When chart reviews were performed to establish diagnoses of CADC, the previously reported sensitivities and specificities of the Cytoclone A+B EIA ranged from 75.5 to 84.5%, and from 97.8 to 100%, respectively (4, 9), whereas the previously reported sensitivities and specificities of toxigenic culture ranged from 94.7 to 96.4% and from 98.6 to 99.1%, respectively (4, 10). These performances are comparable to those observed in our study. Our evaluation also confirms earlier data indicating that stool culture followed by toxin determination on isolates will result in a significantly higher number of CADC cases being detected than when the same toxin assays are performed directly on stools (4, 5, 10, 11, 18, 19, 21). In our study, 63 of the 85 CADC patients (74.1%) could be identified using stool toxin assay, but 22 CADC patients (25.9%), including 3 patients with PMC, would have been missed if toxin detection in stools had been used alone. It is conceivable that testing multiple specimens on patients belonging to this group might improve the detection rate of the stool toxin assay. Only three of these patients had multiple specimens (three to five specimens per patient), obtained over a 4- to 8-day period. However, all of these specimens were negative when tested by the stool toxin assay. In our study, five CADC patients had toxin-positive but culture-negative stools (10 specimens). This result may be explained by sampling problems inherent to the uneven distribution of C. difficile in the fecal samples but also, for three of these patients (seven specimens), by the fact that they were already on therapy when the stools were collected (7).

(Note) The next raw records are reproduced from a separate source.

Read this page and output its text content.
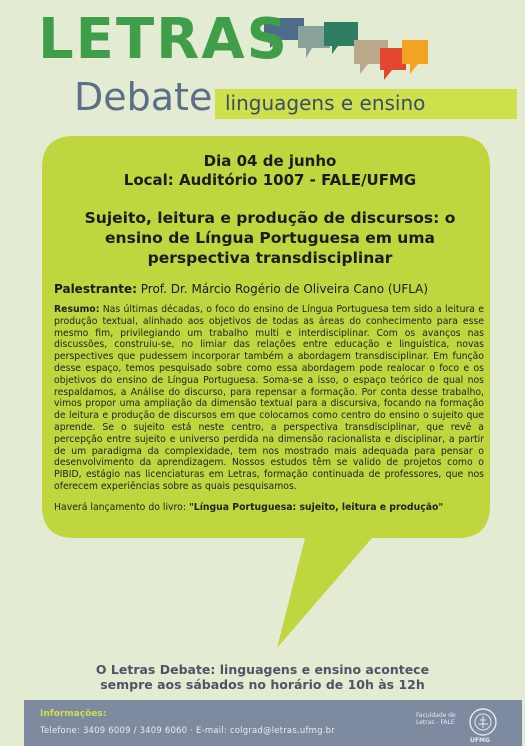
LETRAS
Debate linguagens e ensino
Dia 04 de junho
Local: Auditório 1007 - FALE/UFMG
Sujeito, leitura e produção de discursos: o ensino de Língua Portuguesa em uma perspectiva transdisciplinar
Palestrante: Prof. Dr. Márcio Rogério de Oliveira Cano (UFLA)
Resumo: Nas últimas décadas, o foco do ensino de Língua Portuguesa tem sido a leitura e produção textual, alinhado aos objetivos de todas as áreas do conhecimento para esse mesmo fim, privilegiando um trabalho multi e interdisciplinar. Com os avanços nas discussões, construiu-se, no limiar das relações entre educação e linguística, novas perspectives que pudessem incorporar também a abordagem transdisciplinar. Em função desse espaço, temos pesquisado sobre como essa abordagem pode realocar o foco e os objetivos do ensino de Língua Portuguesa. Soma-se a isso, o espaço teórico de qual nos respaldamos, a Análise do discurso, para repensar a formação. Por conta desse trabalho, vimos propor uma ampliação da dimensão textual para a discursiva, focando na formação de leitura e produção de discursos em que colocamos como centro do ensino o sujeito que aprende. Se o sujeito está neste centro, a perspectiva transdisciplinar, que revê a percepção entre sujeito e universo perdida na dimensão racionalista e disciplinar, a partir de um paradigma da complexidade, tem nos mostrado mais adequada para pensar o desenvolvimento da aprendizagem. Nossos estudos têm se valido de projetos como o PIBID, estágio nas licenciaturas em Letras, formação continuada de professores, que nos oferecem experiências sobre as quais pesquisamos.
Haverá lançamento do livro: "Língua Portuguesa: sujeito, leitura e produção"
O Letras Debate: linguagens e ensino acontece
sempre aos sábados no horário de 10h às 12h
Informações:
Telefone: 3409 6009 / 3409 6060 · E-mail: colgrad@letras.ufmg.br
Faculdade de Letras - FALE
UFMG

The major objection made against the use of toxigenic culture as a diagnostic tool is that toxigenic culture-positive/and stool toxin assay-negative patients may be asymptomatic carriers (20). Unfortunately, it is difficult to have a clear idea on this point since in most of the studies in which toxigenic culture was shown to be more sensitive than stool toxin assay, clinical data were incomplete or partially unavailable. In the present study, the analysis of all of the charts of patients with at least one positive test showed that only four patients, who all tested negative with stool toxin assay and positive with toxigenic culture, were considered to be carriers. It has been suggested that the detection of toxins in stools by EIA, coupled with testing strains for toxigenicity only in those cases in which direct toxin assay produces negative results, may be a satisfactory strategy, especially in laboratories without tissue culture facilities (7). Such an approach would have allowed us to reduce the number of strains tested for toxigenicity from 139 to 57 without alteration of the CADC detection rate. Rapid diagnosis of CADC is required in order to initiate specific antibiotic treatment and to take adequate measures to control nosocomial spread. Direct toxin detection in stools is obviously a more rapid method than toxigenic culture, results of which may, however, be obtained more rapidly, within approximately 76 h, when colonies are tested using a rapid toxin EIA. Thus, Premier Cytoclone A+B represents a helpful and practical test, which can be used both on stools and secondarily on colonies for routine investigation of antibiotic-associated diarrhea.